Faith cannot fall through the mesh. The more our faith becomes part of us, the better we can hold up to Satan’s sifting.

But I have prayed for you that your faith may not fail.

This part does me in, people! Jesus, the very Jesus who bled and died for me, prays for me the same way He prayed for Peter! He bends the Father’s ear and whispers MY name. YOUR name. He whispered His dear Simon’s name.

“Who then is the one who condemns? No one. Christ Jesus who died—more than that, who was raised to life—is at the right hand of God and is also interceding for us” (Romans 8:34 NIV).

He’s praying that our faith will hold firm. He wants us to climb out of that sifter stronger for the sifting.

And when you have turned back, strengthen your brothers.

Jesus didn’t say IF. He said WHEN. He knew Peter would screw everything up and even told him so, but He didn’t intend to leave Peter in his guilt and shame. After Christ was resurrected, he went to Peter, dusted him off, and set him back on the right path.

Our God is a God of restoration. Even when we crash and burn, He doesn’t leave us rubble.

“Therefore this is what the Lord says: ‘If you repent, I will restore you that you may serve me'” (Jeremiah 15:19 NIV).

Our past sins don’t disqualify us from future purpose. God went on to use Simon Peter to preach the truth of the Gospel boldly and to strengthen the fledgling church that still stands today.

The Prince of Darkness wants to stifle our light, friends. Are we going to let him win? If God sees fit to let Satan sift us as wheat, will our faith keep us from falling?

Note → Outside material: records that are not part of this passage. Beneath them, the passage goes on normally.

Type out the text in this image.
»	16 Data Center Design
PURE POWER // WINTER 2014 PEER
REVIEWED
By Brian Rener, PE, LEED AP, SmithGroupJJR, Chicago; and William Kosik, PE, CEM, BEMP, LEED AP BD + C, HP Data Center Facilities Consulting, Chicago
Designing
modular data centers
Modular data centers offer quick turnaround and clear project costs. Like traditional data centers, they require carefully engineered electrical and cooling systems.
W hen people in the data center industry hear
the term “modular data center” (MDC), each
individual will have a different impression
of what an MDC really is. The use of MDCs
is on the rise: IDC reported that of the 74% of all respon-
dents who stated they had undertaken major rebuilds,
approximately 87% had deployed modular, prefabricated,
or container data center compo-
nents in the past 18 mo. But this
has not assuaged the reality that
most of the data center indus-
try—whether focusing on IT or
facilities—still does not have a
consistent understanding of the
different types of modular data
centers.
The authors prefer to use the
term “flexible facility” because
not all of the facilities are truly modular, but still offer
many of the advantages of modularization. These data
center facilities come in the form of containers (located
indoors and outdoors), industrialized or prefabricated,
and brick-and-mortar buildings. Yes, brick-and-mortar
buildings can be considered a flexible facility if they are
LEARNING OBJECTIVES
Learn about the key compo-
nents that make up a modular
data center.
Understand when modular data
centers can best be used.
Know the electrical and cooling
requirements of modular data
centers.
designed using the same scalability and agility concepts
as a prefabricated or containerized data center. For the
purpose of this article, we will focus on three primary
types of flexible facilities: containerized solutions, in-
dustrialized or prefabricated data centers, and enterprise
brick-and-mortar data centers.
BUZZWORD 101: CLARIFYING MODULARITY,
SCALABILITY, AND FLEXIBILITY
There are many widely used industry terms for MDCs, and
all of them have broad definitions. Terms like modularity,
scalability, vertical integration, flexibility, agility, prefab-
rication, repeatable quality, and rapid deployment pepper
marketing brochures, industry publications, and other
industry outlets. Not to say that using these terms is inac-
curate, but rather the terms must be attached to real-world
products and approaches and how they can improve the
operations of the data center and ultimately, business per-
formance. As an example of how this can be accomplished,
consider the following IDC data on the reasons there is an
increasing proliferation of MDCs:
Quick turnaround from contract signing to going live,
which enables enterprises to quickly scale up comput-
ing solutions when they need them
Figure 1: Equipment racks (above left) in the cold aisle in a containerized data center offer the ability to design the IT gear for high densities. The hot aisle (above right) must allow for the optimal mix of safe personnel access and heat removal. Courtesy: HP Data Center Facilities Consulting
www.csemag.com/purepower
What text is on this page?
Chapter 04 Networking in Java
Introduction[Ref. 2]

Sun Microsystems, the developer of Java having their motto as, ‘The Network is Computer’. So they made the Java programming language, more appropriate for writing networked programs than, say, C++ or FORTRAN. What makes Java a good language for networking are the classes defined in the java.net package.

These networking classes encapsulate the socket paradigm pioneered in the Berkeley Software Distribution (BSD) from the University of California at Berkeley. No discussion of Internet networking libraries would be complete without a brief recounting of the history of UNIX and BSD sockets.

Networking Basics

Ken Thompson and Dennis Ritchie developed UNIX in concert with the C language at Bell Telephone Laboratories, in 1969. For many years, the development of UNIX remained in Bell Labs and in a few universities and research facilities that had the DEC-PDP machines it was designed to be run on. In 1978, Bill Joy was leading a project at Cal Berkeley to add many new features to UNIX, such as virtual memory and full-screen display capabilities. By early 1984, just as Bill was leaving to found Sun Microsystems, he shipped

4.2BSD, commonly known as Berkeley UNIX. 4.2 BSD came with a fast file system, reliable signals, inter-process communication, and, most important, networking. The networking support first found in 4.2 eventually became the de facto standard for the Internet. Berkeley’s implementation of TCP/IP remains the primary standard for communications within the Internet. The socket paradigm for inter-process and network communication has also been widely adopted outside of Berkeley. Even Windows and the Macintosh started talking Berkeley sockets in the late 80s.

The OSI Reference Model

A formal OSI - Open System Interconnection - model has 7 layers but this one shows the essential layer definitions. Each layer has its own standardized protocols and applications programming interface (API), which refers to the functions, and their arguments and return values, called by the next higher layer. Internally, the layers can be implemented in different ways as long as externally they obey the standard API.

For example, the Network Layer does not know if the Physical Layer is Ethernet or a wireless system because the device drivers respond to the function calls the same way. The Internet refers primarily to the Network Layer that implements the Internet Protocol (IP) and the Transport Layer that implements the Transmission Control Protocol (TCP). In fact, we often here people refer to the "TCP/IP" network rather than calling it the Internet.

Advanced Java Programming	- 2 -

These are questions only you and God can answer. Sifting will come. Are you armed and ready?

Lord, Satan is a lying snake, and I refuse to take him lying down. You are my safe place, my strength, and my song. I choose You and Your ways. I can look back and remember times of sifting where I lost my faith and fell flat. And I remember other times when I barely hung on. I want to be so full of faith that I bounce right off that sifter and land on my feet. And then I can fall at Your feet and give You all the praise and glory.